Forschung

Wider das Wurstfinger-Problem: Der Touchscreen der Zukunft

Potsdamer Professor forscht nach besseren Displays
Von dpa / Marc Kessler

Der berührungsempfindliche Bildschirm ist bei vielen Neuheiten der Berliner Funkausstellung IFA das Eingabegerät der Wahl. Doch der Potsdamer Professor Patrick Baudisch blickt bereits weiter: Zusammen mit Mitarbeitern und Studenten am Hasso-Plattner-Institut (HPI) treibt er mehrere Forschungsprojekte zur Zukunft des Touchscreens voran.

"Durch die Verschmelzung von Tastatur und Bildschirm sind mobile Geräte nicht kleiner, sondern größer geworden", erklärt der Experte für die "Human Computer Interaction" (HCI), also für das Zusammenspiel von Mensch und Computer. Ein Beispiel ist Apples iPad, das von Kritikern gern als zu groß geratenes iPhone bezeichnet wird.

Baudisch sieht in den kleinen mobilen Geräten ein großes Zukunftspotenzial, gerade auch in globaler Perspektive: "Wir haben knapp eine Milliarde PCs auf der Welt, aber viereinhalb Milliarden Mobiltelefone." Daher sei es sinnvoll, die Möglichkeiten der Handys so zu erweitern, dass sie alle wesentlichen PC-Funktionen mit übernehmen können.

Eingaben von der Rückseite des Displays?

Apple iPad Apple iPad: Zu groß geraten?
Foto: Apple
"Allerdings haben die kleinen Geräte eine zentrale Unzulänglichkeit, nämlich die Kleinheit des Displays", bemängelt Baudisch. "Unsere Forschungsagenda ist es, die inhärente Kleinheit dieser Geräte mit technischen Mitteln zu umgehen." So ist es ein Problem der bisherigen Touchscreens, dass der Finger ausgerechnet diejenigen Objekte auf dem Bildschirm verdeckt, mit denen eine Interaktion stattfinden soll. Dadurch kommt es immer wieder zu fehlerhaften Eingaben, die in der Fachwelt etwas frech als "Fat-Finger-Problem" bezeichnet werden.

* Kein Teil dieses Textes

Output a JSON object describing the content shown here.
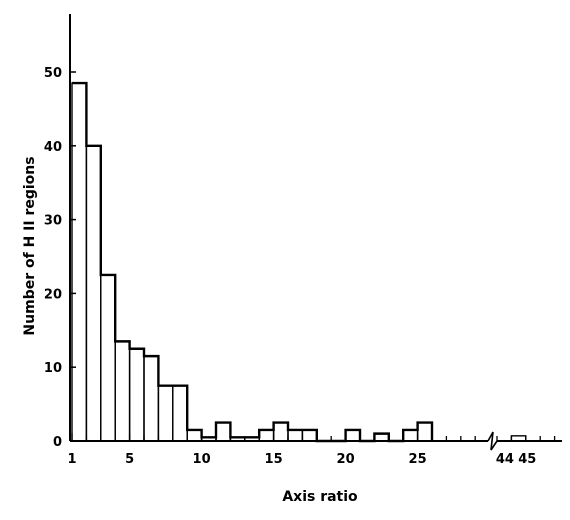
{
  "chart_data": {
    "type": "bar",
    "title": "",
    "xlabel": "Axis ratio",
    "ylabel": "Number of H II regions",
    "ylim": [
      0,
      57
    ],
    "y_ticks": [
      0,
      10,
      20,
      30,
      40,
      50
    ],
    "x_tick_labels": [
      "1",
      "5",
      "10",
      "15",
      "20",
      "25",
      "44",
      "45"
    ],
    "x_axis_break": "between 29 and 43",
    "grid": false,
    "bins": [
      {
        "x0": 1,
        "x1": 2,
        "value": 48.5
      },
      {
        "x0": 2,
        "x1": 3,
        "value": 40
      },
      {
        "x0": 3,
        "x1": 4,
        "value": 22.5
      },
      {
        "x0": 4,
        "x1": 5,
        "value": 13.5
      },
      {
        "x0": 5,
        "x1": 6,
        "value": 12.5
      },
      {
        "x0": 6,
        "x1": 7,
        "value": 11.5
      },
      {
        "x0": 7,
        "x1": 8,
        "value": 7.5
      },
      {
        "x0": 8,
        "x1": 9,
        "value": 7.5
      },
      {
        "x0": 9,
        "x1": 10,
        "value": 1.5
      },
      {
        "x0": 10,
        "x1": 11,
        "value": 0.5
      },
      {
        "x0": 11,
        "x1": 12,
        "value": 2.5
      },
      {
        "x0": 12,
        "x1": 13,
        "value": 0.5
      },
      {
        "x0": 13,
        "x1": 14,
        "value": 0.5
      },
      {
        "x0": 14,
        "x1": 15,
        "value": 1.5
      },
      {
        "x0": 15,
        "x1": 16,
        "value": 2.5
      },
      {
        "x0": 16,
        "x1": 17,
        "value": 1.5
      },
      {
        "x0": 17,
        "x1": 18,
        "value": 1.5
      },
      {
        "x0": 20,
        "x1": 21,
        "value": 1.5
      },
      {
        "x0": 22,
        "x1": 23,
        "value": 1
      },
      {
        "x0": 24,
        "x1": 25,
        "value": 1.5
      },
      {
        "x0": 25,
        "x1": 26,
        "value": 2.5
      },
      {
        "x0": 44,
        "x1": 45,
        "value": 0.7
      }
    ]
  }
}
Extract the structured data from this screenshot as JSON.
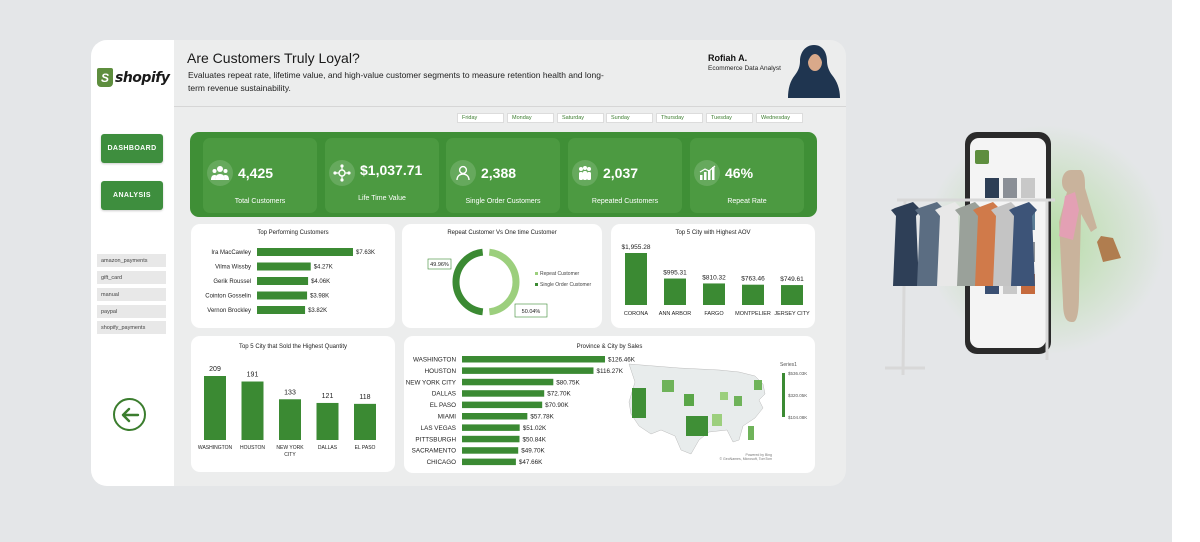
{
  "brand": {
    "word": "shopify",
    "bag_letter": "S"
  },
  "header": {
    "title": "Are Customers Truly Loyal?",
    "subtitle": "Evaluates repeat rate, lifetime value, and high-value customer segments to measure retention health and long-term revenue sustainability."
  },
  "author": {
    "name": "Rofiah A.",
    "role": "Ecommerce Data Analyst"
  },
  "nav": {
    "dashboard": "DASHBOARD",
    "analysis": "ANALYSIS"
  },
  "slicer": [
    "amazon_payments",
    "gift_card",
    "manual",
    "paypal",
    "shopify_payments"
  ],
  "days": [
    "Friday",
    "Monday",
    "Saturday",
    "Sunday",
    "Thursday",
    "Tuesday",
    "Wednesday"
  ],
  "kpis": [
    {
      "value": "4,425",
      "label": "Total Customers",
      "icon": "users-icon"
    },
    {
      "value": "$1,037.71",
      "label": "Life Time Value",
      "icon": "network-icon"
    },
    {
      "value": "2,388",
      "label": "Single  Order Customers",
      "icon": "single-user-icon"
    },
    {
      "value": "2,037",
      "label": "Repeated Customers",
      "icon": "group-icon"
    },
    {
      "value": "46%",
      "label": "Repeat Rate",
      "icon": "chart-icon"
    }
  ],
  "colors": {
    "accent": "#3f8f36",
    "bar": "#3b8a33",
    "light": "#9ccf7d"
  },
  "chart_data": [
    {
      "type": "bar",
      "orientation": "horizontal",
      "title": "Top Performing Customers",
      "categories": [
        "Ira MacCawley",
        "Vilma Wissby",
        "Gerik Roussel",
        "Cointon Gosselin",
        "Vernon Brockley"
      ],
      "values": [
        7630,
        4270,
        4060,
        3980,
        3820
      ],
      "labels": [
        "$7.63K",
        "$4.27K",
        "$4.06K",
        "$3.98K",
        "$3.82K"
      ]
    },
    {
      "type": "pie",
      "variant": "donut",
      "title": "Repeat Customer Vs One time Customer",
      "categories": [
        "Repeat Customer",
        "Single Order Customer"
      ],
      "values": [
        49.96,
        50.04
      ],
      "labels": [
        "49.96%",
        "50.04%"
      ],
      "legend": "right"
    },
    {
      "type": "bar",
      "title": "Top 5 City with Highest AOV",
      "categories": [
        "CORONA",
        "ANN ARBOR",
        "FARGO",
        "MONTPELIER",
        "JERSEY CITY"
      ],
      "values": [
        1955.28,
        995.31,
        810.32,
        763.46,
        749.61
      ],
      "labels": [
        "$1,955.28",
        "$995.31",
        "$810.32",
        "$763.46",
        "$749.61"
      ]
    },
    {
      "type": "bar",
      "title": "Top 5 City that Sold the Highest Quantity",
      "categories": [
        "WASHINGTON",
        "HOUSTON",
        "NEW YORK CITY",
        "DALLAS",
        "EL PASO"
      ],
      "values": [
        209,
        191,
        133,
        121,
        118
      ],
      "labels": [
        "209",
        "191",
        "133",
        "121",
        "118"
      ]
    },
    {
      "type": "bar",
      "orientation": "horizontal",
      "title": "Province & City by Sales",
      "categories": [
        "WASHINGTON",
        "HOUSTON",
        "NEW YORK CITY",
        "DALLAS",
        "EL PASO",
        "MIAMI",
        "LAS VEGAS",
        "PITTSBURGH",
        "SACRAMENTO",
        "CHICAGO"
      ],
      "values": [
        126460,
        116270,
        80750,
        72700,
        70900,
        57780,
        51020,
        50840,
        49700,
        47660
      ],
      "labels": [
        "$126.46K",
        "$116.27K",
        "$80.75K",
        "$72.70K",
        "$70.90K",
        "$57.78K",
        "$51.02K",
        "$50.84K",
        "$49.70K",
        "$47.66K"
      ],
      "map": {
        "legend_title": "Series1",
        "scale": [
          "$536.03K",
          "$320.05K",
          "$104.08K"
        ],
        "attribution": [
          "Powered by Bing",
          "© GeoNames, Microsoft, TomTom"
        ]
      }
    }
  ]
}
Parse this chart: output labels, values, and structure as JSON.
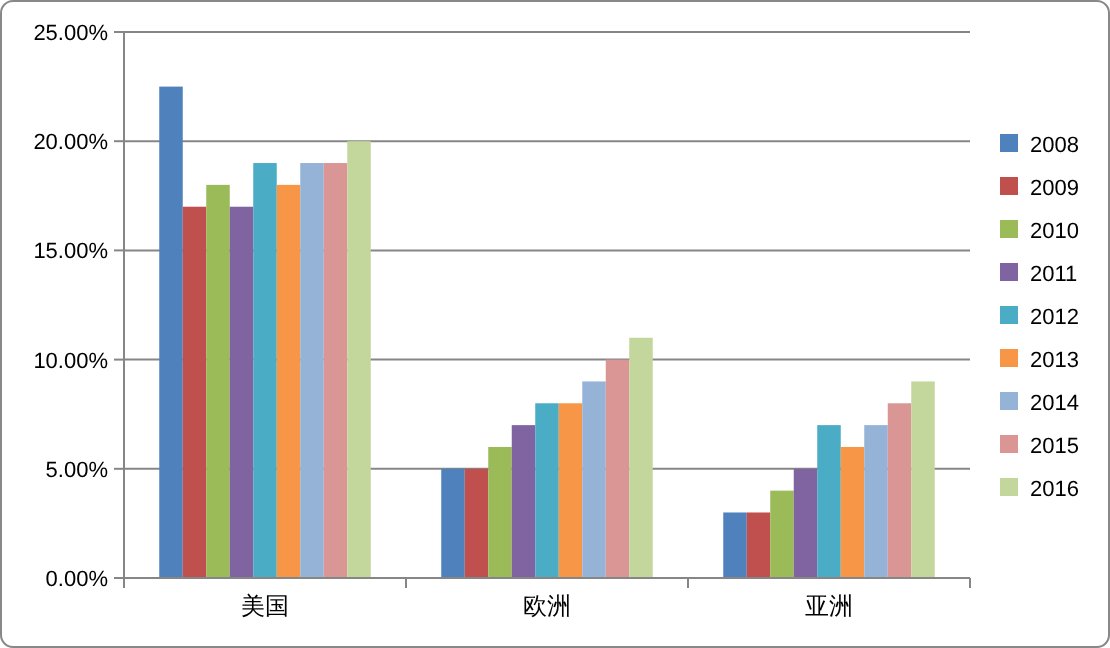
{
  "chart_data": {
    "type": "bar",
    "categories": [
      "美国",
      "欧洲",
      "亚洲"
    ],
    "series": [
      {
        "name": "2008",
        "color": "#4f81bd",
        "values": [
          22.5,
          5,
          3
        ]
      },
      {
        "name": "2009",
        "color": "#c0504d",
        "values": [
          17,
          5,
          3
        ]
      },
      {
        "name": "2010",
        "color": "#9bbb59",
        "values": [
          18,
          6,
          4
        ]
      },
      {
        "name": "2011",
        "color": "#8064a2",
        "values": [
          17,
          7,
          5
        ]
      },
      {
        "name": "2012",
        "color": "#4bacc6",
        "values": [
          19,
          8,
          7
        ]
      },
      {
        "name": "2013",
        "color": "#f79646",
        "values": [
          18,
          8,
          6
        ]
      },
      {
        "name": "2014",
        "color": "#95b3d7",
        "values": [
          19,
          9,
          7
        ]
      },
      {
        "name": "2015",
        "color": "#d99694",
        "values": [
          19,
          10,
          8
        ]
      },
      {
        "name": "2016",
        "color": "#c3d69b",
        "values": [
          20,
          11,
          9
        ]
      }
    ],
    "ylim": [
      0,
      25
    ],
    "yticks": [
      {
        "value": 0,
        "label": "0.00%"
      },
      {
        "value": 5,
        "label": "5.00%"
      },
      {
        "value": 10,
        "label": "10.00%"
      },
      {
        "value": 15,
        "label": "15.00%"
      },
      {
        "value": 20,
        "label": "20.00%"
      },
      {
        "value": 25,
        "label": "25.00%"
      }
    ],
    "grid": "y",
    "legend": "right"
  }
}
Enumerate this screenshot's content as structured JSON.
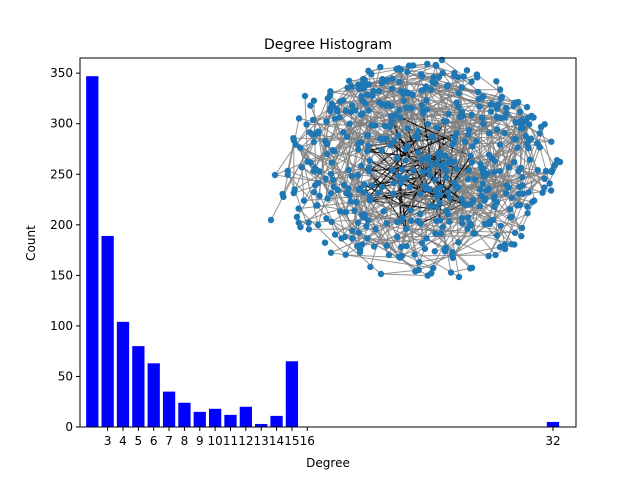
{
  "chart_data": {
    "type": "bar",
    "title": "Degree Histogram",
    "xlabel": "Degree",
    "ylabel": "Count",
    "ylim": [
      0,
      365
    ],
    "xlim": [
      1.2,
      33.5
    ],
    "yticks": [
      0,
      50,
      100,
      150,
      200,
      250,
      300,
      350
    ],
    "xticks": [
      3,
      4,
      5,
      6,
      7,
      8,
      9,
      10,
      11,
      12,
      13,
      14,
      15,
      16,
      32
    ],
    "bar_color": "#0000ff",
    "bars": [
      {
        "x": 2,
        "value": 347
      },
      {
        "x": 3,
        "value": 189
      },
      {
        "x": 4,
        "value": 104
      },
      {
        "x": 5,
        "value": 80
      },
      {
        "x": 6,
        "value": 63
      },
      {
        "x": 7,
        "value": 35
      },
      {
        "x": 8,
        "value": 24
      },
      {
        "x": 9,
        "value": 15
      },
      {
        "x": 10,
        "value": 18
      },
      {
        "x": 11,
        "value": 12
      },
      {
        "x": 12,
        "value": 20
      },
      {
        "x": 13,
        "value": 3
      },
      {
        "x": 14,
        "value": 11
      },
      {
        "x": 15,
        "value": 65
      },
      {
        "x": 32,
        "value": 5
      }
    ],
    "inset": {
      "type": "network-graph",
      "node_color": "#1f77b4",
      "edge_color": "#808080"
    }
  }
}
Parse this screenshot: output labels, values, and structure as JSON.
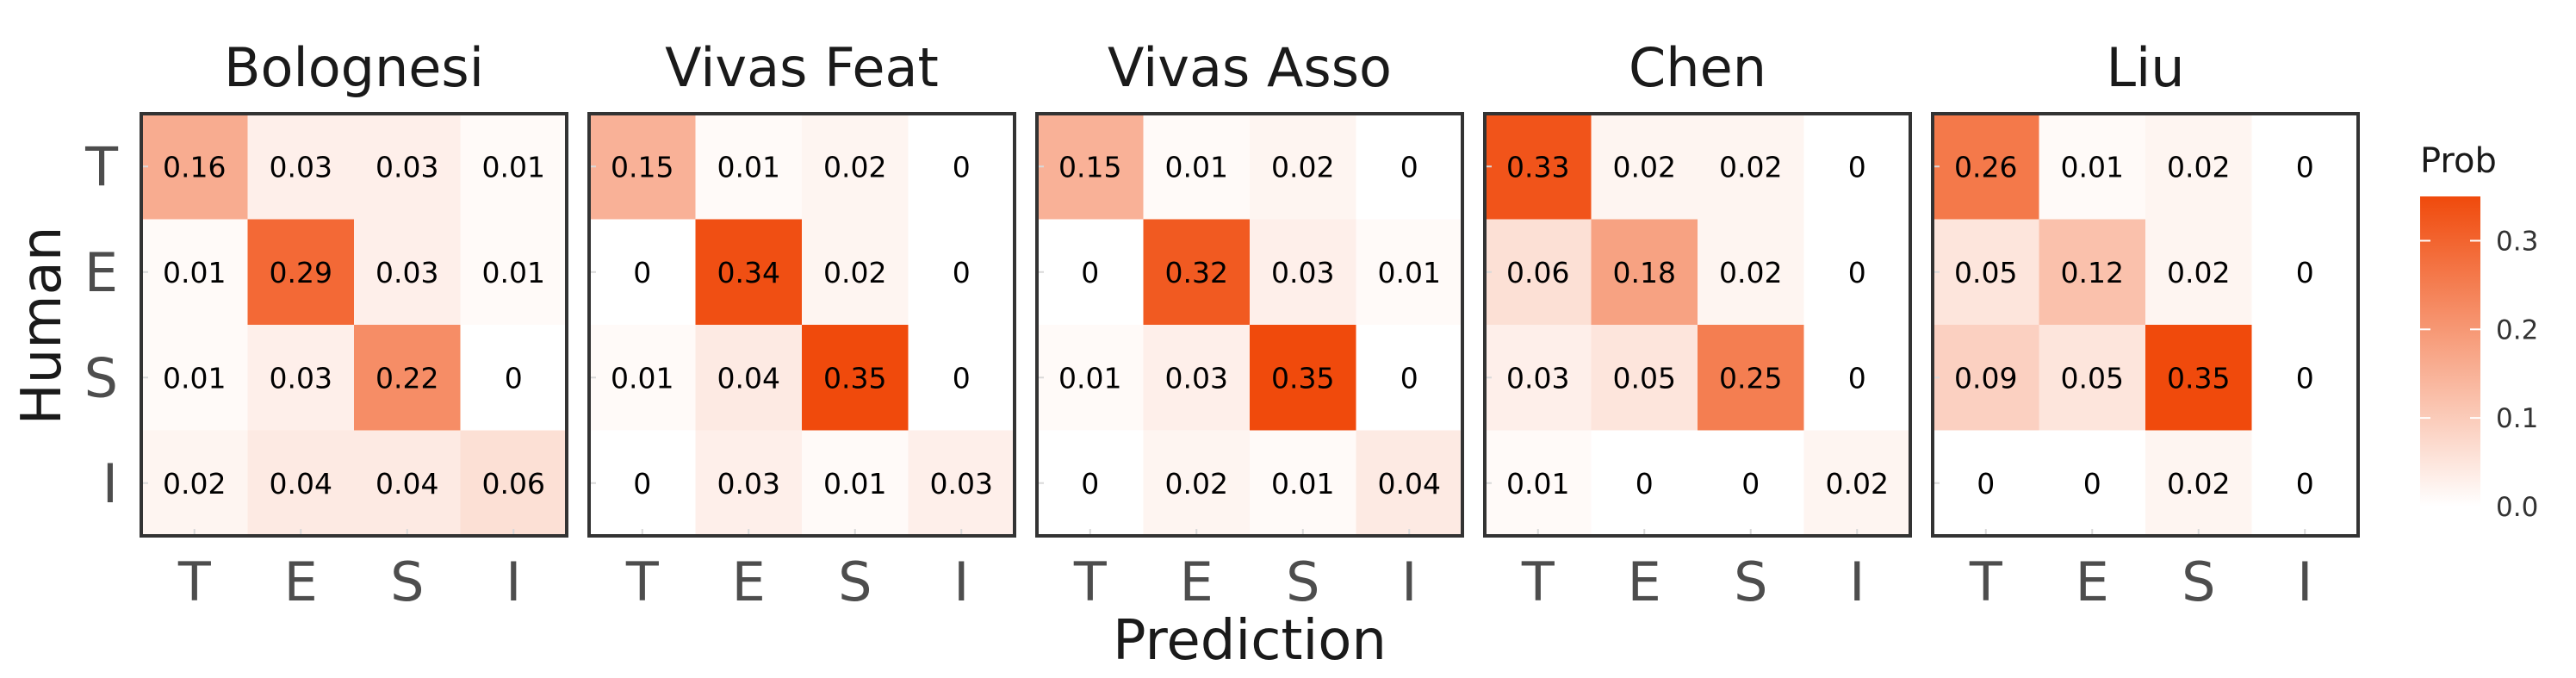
{
  "chart_data": {
    "type": "heatmap",
    "xlabel": "Prediction",
    "ylabel": "Human",
    "x_categories": [
      "T",
      "E",
      "S",
      "I"
    ],
    "y_categories": [
      "T",
      "E",
      "S",
      "I"
    ],
    "panels": [
      {
        "title": "Bolognesi",
        "values": [
          [
            0.16,
            0.03,
            0.03,
            0.01
          ],
          [
            0.01,
            0.29,
            0.03,
            0.01
          ],
          [
            0.01,
            0.03,
            0.22,
            0
          ],
          [
            0.02,
            0.04,
            0.04,
            0.06
          ]
        ],
        "labels": [
          [
            "0.16",
            "0.03",
            "0.03",
            "0.01"
          ],
          [
            "0.01",
            "0.29",
            "0.03",
            "0.01"
          ],
          [
            "0.01",
            "0.03",
            "0.22",
            "0"
          ],
          [
            "0.02",
            "0.04",
            "0.04",
            "0.06"
          ]
        ]
      },
      {
        "title": "Vivas Feat",
        "values": [
          [
            0.15,
            0.01,
            0.02,
            0
          ],
          [
            0,
            0.34,
            0.02,
            0
          ],
          [
            0.01,
            0.04,
            0.35,
            0
          ],
          [
            0,
            0.03,
            0.01,
            0.03
          ]
        ],
        "labels": [
          [
            "0.15",
            "0.01",
            "0.02",
            "0"
          ],
          [
            "0",
            "0.34",
            "0.02",
            "0"
          ],
          [
            "0.01",
            "0.04",
            "0.35",
            "0"
          ],
          [
            "0",
            "0.03",
            "0.01",
            "0.03"
          ]
        ]
      },
      {
        "title": "Vivas Asso",
        "values": [
          [
            0.15,
            0.01,
            0.02,
            0
          ],
          [
            0,
            0.32,
            0.03,
            0.01
          ],
          [
            0.01,
            0.03,
            0.35,
            0
          ],
          [
            0,
            0.02,
            0.01,
            0.04
          ]
        ],
        "labels": [
          [
            "0.15",
            "0.01",
            "0.02",
            "0"
          ],
          [
            "0",
            "0.32",
            "0.03",
            "0.01"
          ],
          [
            "0.01",
            "0.03",
            "0.35",
            "0"
          ],
          [
            "0",
            "0.02",
            "0.01",
            "0.04"
          ]
        ]
      },
      {
        "title": "Chen",
        "values": [
          [
            0.33,
            0.02,
            0.02,
            0
          ],
          [
            0.06,
            0.18,
            0.02,
            0
          ],
          [
            0.03,
            0.05,
            0.25,
            0
          ],
          [
            0.01,
            0,
            0,
            0.02
          ]
        ],
        "labels": [
          [
            "0.33",
            "0.02",
            "0.02",
            "0"
          ],
          [
            "0.06",
            "0.18",
            "0.02",
            "0"
          ],
          [
            "0.03",
            "0.05",
            "0.25",
            "0"
          ],
          [
            "0.01",
            "0",
            "0",
            "0.02"
          ]
        ]
      },
      {
        "title": "Liu",
        "values": [
          [
            0.26,
            0.01,
            0.02,
            0
          ],
          [
            0.05,
            0.12,
            0.02,
            0
          ],
          [
            0.09,
            0.05,
            0.35,
            0
          ],
          [
            0,
            0,
            0.02,
            0
          ]
        ],
        "labels": [
          [
            "0.26",
            "0.01",
            "0.02",
            "0"
          ],
          [
            "0.05",
            "0.12",
            "0.02",
            "0"
          ],
          [
            "0.09",
            "0.05",
            "0.35",
            "0"
          ],
          [
            "0",
            "0",
            "0.02",
            "0"
          ]
        ]
      }
    ],
    "legend": {
      "title": "Prob",
      "placement": "right",
      "ticks": [
        0.0,
        0.1,
        0.2,
        0.3
      ],
      "tick_labels": [
        "0.0",
        "0.1",
        "0.2",
        "0.3"
      ],
      "range": [
        0,
        0.35
      ]
    },
    "colors": {
      "low": "#ffffff",
      "high": "#f04a0c",
      "panel_border": "#333333",
      "tick_mark": "#d9d9d9"
    }
  }
}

Weil man den Finger nicht durchsichtig machen kann, verfolgt das Projekt nanotouch das Konzept, die Rückseite eines halb durchsichtigen Bildschirms berührungsempfindlich zu machen. "Durch die Verlegung der Eingabe auf die Rückseite nutzen wir die einzige Fläche dieser Geräte, die tatsächlich noch unbenutzt ist", erklärt Baudisch. Das Ergebnis ist eine deutlich präzisere Ansteuerung der Bildschirmobjekte: "In unseren Studien haben Testteilnehmer Ziele mit einer Größe von 2,8 Millimetern mit 98-prozentiger Sicherheit getroffen."

Lernfähige Touchscreen-Geräte geplant

Ein anderer Ansatz zur Vermeidung von "Wurstfinger"-Problemen besteht darin, dem Gerät die individuellen Touch-Gewohnheiten eines Nutzers beizubringen. So lässt sich für jeden Nutzer ein "persönliches Profil der Touchbedienung" ermitteln. Dabei wird unter anderem registriert, in welchem Winkel der Touchscreen berührt wird.

"Bei dem Projekt Ridgepad bestand die grundlegende Einsicht darin, dass sich Benutzer recht grundlegend unterscheiden, wenn es um Berührungseingabe geht, also dass es überhaupt etwas zu personalisieren gibt", erklärt der HPI-Professor. "Auf der Basis dieser Einsicht haben wir einen Prototypen gebaut, der doppelt so präzise ist wie alles, was vorher da war."